========By the time he was 12 years old Shannon Pritchard had discovered his calling in life—collecting Confederate artifacts. He started out relic hunting near battlefields, obscure campsite locations and forgotten fortifications. Today, at age 48, Pritchard is a consultant for serious collectors of the rarest and most valuable Confederate memorabilia. His Virginia-based business, Old South Military Antiques, deals in the highest-quality collectibles. Virginia Living spoke with Pritchard at his secluded country home east of Richmond.
So, when and how did you get interested in Confederate things?

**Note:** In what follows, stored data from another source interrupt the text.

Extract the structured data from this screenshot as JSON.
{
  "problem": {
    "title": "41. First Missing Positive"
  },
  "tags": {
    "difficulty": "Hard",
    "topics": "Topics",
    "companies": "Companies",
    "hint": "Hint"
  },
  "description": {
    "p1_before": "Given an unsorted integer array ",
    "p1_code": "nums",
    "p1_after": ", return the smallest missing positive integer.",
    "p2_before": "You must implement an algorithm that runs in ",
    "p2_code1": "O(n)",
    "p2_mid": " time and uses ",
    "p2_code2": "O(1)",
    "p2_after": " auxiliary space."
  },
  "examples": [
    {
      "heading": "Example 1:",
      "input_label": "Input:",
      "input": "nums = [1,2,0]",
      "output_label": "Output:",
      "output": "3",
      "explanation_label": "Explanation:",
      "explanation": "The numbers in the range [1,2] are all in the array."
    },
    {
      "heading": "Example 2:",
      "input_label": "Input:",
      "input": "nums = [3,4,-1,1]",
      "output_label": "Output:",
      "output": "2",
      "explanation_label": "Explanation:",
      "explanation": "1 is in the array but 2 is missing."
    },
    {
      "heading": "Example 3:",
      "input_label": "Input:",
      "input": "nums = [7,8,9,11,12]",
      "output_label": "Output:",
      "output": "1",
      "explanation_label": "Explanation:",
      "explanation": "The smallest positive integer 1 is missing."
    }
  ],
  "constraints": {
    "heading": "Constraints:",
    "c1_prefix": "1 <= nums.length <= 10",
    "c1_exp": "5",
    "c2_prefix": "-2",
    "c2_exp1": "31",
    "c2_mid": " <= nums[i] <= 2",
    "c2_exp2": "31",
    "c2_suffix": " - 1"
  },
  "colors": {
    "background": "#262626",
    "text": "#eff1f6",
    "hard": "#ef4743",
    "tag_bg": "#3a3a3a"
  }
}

I began relic hunting when I was a kid. It started as an interest, quickly became an obsession, and before I knew it, it was an addiction. I mostly found bullets at first. When I could not find enough underground...I began looking above ground. I bought a nice buckle and some buttons from a gentleman, studied them, and afterwards sold them for a profit, and bought something better. This is the way it went for a long time.
The relics you found were genuine, but how did you know the real thing when you started buying things from collectors and dealers?
I would study, study, study. And read whatever I could. There wasn’t much literature back then. They didn’t really have a lot of Civil War collectibles shows either. I searched out more experienced collectors and dealers about my finds to pick their brains.
And what was the result of that? How did that affect your collecting?
It changed my whole perspective. I began to understand what to look for in a belt buckle, for instance. What a genuine buckle looked like, felt like, and how it was made—the color, patina, texture, wear-points, etc. I’d take pictures and make measurements. I’ve always employed my instincts, but instinct without knowledge can be dangerous, especially when a piece is tantalizing.
Why is that?
There are a whole lot more Union artifacts to be had than Confederate. The Yankees just had a lot more stuff to drop, lose, discard, wear, waste and shoot. Their stuff was quite standardized—uniform, regulation, government-made in the millions. The bulk of Confederate things are individually made, even homemade, piecework, or at best manufactured by small concerns, state depots and armories. That holds true for all of [it]—swords, leather goods, uniforms, pistols, muskets, etc. A lot are just downright crude and cobbled together. To me, these rough and rugged things speak more eloquently about the Confederate soldier and the cause than the stuff the North turned out does about theirs.